Qatar's LNG exports were particularly vulnerable because most of its shipments pass through Hormuz. Any prolonged closure threatened gas supplies to key Asian and European customers.

United Arab Emirates

The UAE faced disruptions to crude exports, although some volumes could be redirected through alternative infrastructure.

Kuwait and Iraq

Both countries depend heavily on Gulf export terminals and have limited alternatives to Hormuz, making them especially exposed to any shipping restrictions.

Iran

Iran suffered from both shipping disruptions and US restrictions on its ports. The reopening offers Tehran an opportunity to increase exports and restore lost revenues.

Major importers

Large energy-importing nations such as China, India, Japan and South Korea were indirectly affected through supply uncertainty, higher freight rates and the risk of rising oil and gas prices.
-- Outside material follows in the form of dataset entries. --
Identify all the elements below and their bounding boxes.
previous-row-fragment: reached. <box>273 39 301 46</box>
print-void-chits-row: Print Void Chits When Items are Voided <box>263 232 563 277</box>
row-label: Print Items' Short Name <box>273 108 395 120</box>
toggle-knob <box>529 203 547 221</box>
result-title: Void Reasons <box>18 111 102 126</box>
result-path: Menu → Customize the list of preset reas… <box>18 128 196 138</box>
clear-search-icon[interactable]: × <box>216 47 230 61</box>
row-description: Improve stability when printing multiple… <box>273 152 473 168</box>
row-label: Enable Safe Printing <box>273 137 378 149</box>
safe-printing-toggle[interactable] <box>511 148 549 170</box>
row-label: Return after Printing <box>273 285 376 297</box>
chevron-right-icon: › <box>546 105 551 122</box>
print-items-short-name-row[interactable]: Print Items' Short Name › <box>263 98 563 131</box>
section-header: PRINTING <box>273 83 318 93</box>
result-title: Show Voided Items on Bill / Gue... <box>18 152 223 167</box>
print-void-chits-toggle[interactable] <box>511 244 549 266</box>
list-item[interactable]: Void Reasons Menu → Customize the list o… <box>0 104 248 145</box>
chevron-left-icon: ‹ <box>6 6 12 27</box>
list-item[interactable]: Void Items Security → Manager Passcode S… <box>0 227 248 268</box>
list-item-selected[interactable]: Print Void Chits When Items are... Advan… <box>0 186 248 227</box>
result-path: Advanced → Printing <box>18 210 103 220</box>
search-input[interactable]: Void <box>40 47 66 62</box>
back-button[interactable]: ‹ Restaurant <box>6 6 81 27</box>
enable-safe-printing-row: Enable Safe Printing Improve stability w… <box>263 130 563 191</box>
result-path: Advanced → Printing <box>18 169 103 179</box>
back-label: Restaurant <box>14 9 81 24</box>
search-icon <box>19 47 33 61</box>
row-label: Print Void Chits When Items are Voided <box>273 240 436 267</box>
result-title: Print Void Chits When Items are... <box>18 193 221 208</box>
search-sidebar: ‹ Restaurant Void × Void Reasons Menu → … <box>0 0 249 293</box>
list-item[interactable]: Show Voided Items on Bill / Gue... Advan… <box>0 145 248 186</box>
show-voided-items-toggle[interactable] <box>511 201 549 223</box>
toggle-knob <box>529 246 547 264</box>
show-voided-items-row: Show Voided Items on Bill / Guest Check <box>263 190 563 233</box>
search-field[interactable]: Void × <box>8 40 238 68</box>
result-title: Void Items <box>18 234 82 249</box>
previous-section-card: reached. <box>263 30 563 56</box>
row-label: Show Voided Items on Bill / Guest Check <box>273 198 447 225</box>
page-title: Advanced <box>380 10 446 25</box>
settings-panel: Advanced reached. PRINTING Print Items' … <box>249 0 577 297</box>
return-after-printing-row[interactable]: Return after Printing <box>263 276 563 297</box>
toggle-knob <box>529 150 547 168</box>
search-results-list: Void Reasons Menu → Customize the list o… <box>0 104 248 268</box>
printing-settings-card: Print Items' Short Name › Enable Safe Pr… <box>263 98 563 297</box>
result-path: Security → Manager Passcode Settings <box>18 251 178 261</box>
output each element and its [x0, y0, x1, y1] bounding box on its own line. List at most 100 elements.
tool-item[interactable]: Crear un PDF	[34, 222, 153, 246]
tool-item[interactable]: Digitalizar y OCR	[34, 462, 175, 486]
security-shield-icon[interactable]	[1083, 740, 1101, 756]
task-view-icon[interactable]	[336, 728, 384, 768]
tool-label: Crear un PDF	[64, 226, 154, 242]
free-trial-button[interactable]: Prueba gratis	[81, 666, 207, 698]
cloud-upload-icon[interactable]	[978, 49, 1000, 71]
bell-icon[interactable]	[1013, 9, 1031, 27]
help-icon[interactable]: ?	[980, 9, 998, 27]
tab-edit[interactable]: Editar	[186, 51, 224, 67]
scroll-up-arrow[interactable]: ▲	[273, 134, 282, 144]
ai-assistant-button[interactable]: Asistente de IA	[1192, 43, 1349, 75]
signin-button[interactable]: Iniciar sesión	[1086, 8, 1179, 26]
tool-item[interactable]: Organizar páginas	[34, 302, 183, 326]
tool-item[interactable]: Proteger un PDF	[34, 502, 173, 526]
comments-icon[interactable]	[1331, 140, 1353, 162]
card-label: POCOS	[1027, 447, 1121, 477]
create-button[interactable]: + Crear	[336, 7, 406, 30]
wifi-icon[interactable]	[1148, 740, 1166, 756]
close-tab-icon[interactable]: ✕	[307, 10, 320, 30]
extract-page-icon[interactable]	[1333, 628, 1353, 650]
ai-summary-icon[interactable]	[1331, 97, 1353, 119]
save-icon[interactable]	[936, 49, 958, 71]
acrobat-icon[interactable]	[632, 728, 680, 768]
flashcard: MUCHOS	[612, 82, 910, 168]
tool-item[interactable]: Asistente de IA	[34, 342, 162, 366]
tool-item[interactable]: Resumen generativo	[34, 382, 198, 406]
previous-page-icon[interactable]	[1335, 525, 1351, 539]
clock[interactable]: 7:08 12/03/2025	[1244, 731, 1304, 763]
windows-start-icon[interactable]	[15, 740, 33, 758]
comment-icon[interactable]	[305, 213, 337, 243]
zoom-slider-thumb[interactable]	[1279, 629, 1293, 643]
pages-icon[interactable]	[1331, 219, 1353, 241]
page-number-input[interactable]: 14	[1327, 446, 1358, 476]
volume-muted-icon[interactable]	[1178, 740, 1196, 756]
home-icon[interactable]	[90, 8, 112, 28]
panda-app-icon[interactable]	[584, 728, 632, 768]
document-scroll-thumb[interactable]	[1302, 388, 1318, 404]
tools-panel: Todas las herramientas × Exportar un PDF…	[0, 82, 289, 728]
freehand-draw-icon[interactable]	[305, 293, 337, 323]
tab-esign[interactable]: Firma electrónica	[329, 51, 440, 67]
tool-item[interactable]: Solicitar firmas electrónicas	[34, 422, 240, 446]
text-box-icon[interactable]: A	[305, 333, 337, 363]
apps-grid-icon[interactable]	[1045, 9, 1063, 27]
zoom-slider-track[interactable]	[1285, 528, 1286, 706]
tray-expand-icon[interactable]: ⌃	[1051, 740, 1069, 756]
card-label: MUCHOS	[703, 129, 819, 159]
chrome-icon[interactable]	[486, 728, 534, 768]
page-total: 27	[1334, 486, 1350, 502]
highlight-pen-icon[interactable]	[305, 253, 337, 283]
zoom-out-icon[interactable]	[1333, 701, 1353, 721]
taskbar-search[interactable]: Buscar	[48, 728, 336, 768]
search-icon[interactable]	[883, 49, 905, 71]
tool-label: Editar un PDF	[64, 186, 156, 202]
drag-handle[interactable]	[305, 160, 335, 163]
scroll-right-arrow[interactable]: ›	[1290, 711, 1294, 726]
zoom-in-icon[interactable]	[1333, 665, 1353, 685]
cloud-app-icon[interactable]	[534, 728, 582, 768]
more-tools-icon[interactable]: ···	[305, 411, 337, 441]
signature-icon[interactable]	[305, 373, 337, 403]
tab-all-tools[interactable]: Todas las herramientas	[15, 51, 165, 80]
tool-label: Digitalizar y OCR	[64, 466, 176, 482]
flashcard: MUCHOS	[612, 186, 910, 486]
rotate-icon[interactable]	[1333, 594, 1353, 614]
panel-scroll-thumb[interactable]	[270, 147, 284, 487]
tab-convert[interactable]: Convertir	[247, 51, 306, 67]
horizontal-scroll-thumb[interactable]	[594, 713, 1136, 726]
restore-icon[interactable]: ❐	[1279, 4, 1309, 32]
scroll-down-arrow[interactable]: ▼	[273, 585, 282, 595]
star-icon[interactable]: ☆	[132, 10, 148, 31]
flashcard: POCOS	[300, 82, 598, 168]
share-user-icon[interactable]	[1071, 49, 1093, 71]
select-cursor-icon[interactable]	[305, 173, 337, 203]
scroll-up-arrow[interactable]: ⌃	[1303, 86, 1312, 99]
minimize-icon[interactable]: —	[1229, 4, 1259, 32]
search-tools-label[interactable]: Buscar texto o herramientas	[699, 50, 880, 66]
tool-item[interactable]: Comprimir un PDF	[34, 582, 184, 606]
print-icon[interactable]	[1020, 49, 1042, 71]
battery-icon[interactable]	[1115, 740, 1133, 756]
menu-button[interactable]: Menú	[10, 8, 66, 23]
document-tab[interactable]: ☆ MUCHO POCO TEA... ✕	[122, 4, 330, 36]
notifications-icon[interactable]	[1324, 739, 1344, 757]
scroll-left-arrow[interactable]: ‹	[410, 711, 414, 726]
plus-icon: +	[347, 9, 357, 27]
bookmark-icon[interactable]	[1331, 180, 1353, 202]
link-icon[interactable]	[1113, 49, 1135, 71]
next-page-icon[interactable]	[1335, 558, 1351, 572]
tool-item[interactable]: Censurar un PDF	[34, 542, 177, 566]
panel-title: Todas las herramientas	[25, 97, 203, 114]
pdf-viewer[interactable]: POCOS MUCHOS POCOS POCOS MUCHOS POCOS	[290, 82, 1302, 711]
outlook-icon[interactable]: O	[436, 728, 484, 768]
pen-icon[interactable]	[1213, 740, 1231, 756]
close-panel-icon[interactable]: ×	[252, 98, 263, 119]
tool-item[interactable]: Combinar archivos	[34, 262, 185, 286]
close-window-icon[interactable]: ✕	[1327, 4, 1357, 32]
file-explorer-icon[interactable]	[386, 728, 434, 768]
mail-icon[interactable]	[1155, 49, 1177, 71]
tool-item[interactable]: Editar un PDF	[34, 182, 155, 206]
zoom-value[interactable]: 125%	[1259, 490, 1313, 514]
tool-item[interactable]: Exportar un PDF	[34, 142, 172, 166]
Brent hits three-month low after US-Iran peace agreement

Oil prices dropped nearly 3% on Thursday as an interim US-Iran peace deal improved the global supply outlook.

The agreement includes plans to end the conflict, reopen the Strait of Hormuz and ease sanctions on Iran.
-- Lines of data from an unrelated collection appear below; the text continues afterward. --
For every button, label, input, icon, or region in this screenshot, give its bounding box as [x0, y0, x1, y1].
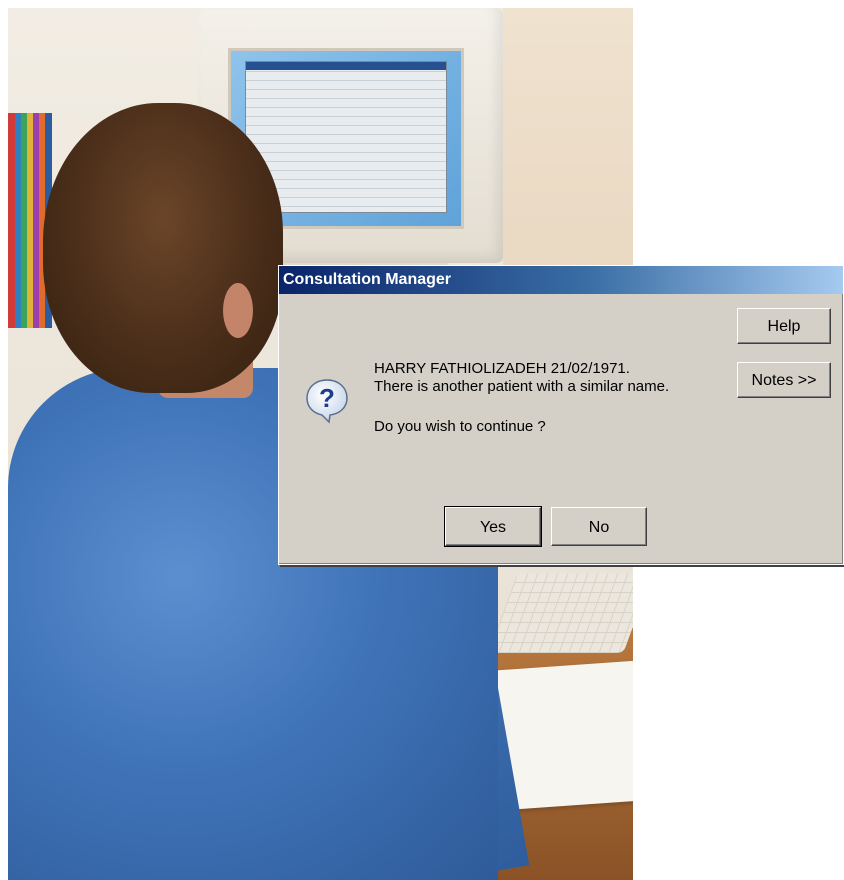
message-patient-line: HARRY FATHIOLIZADEH 21/02/1971. [374, 360, 630, 377]
dialog-titlebar[interactable]: Consultation Manager [279, 266, 843, 294]
notes-button[interactable]: Notes >> [737, 362, 831, 398]
question-icon: ? [306, 379, 348, 424]
consultation-manager-dialog: Consultation Manager ? HARRY FATHIOLIZAD… [278, 265, 844, 565]
screen-app-titlebar [246, 62, 446, 70]
help-button[interactable]: Help [737, 308, 831, 344]
svg-text:?: ? [319, 383, 335, 413]
yes-button[interactable]: Yes [444, 506, 542, 547]
no-button[interactable]: No [551, 507, 647, 546]
person-ear [223, 283, 253, 338]
message-question-line: Do you wish to continue ? [374, 418, 546, 435]
dialog-message: HARRY FATHIOLIZADEH 21/02/1971. There is… [374, 360, 669, 436]
person-head [43, 103, 283, 393]
keyboard [488, 573, 633, 653]
message-similar-name-line: There is another patient with a similar … [374, 378, 670, 395]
Brent crude futures fell $1.53, or 1.9%, to $78.02 per barrel.

US West Texas Intermediate (WTI) crude dropped $2.22, or 2.9%, to $74.57 per barrel.

Brent crude hit its lowest level since March 2, the first trading day after the initial US-Israeli strikes on Iran.

WTI touched its lowest level since March 4.

Will oil prices come down further?

The reopening of Hormuz is generally bearish for oil prices because it reduces fears of supply disruptions.

Several factors are already helping ease market concerns:

-More stranded oil cargoes are reaching global markets.

-Saudi, Emirati and Qatari exports are beginning to normalise.

-Iranian exports may increase after the lifting of US restrictions.

-China has reduced some crude purchases while US oil exports remain strong, helping balance global supply.

The direction of prices will depend on whether shipping volumes continue to rise over the coming weeks. If traffic returns close to pre-conflict levels and Gulf producers restore curtailed output, oil prices could face further downward pressure.

If security concerns persist or the peace arrangement falters, risk premiums could quickly return to the market.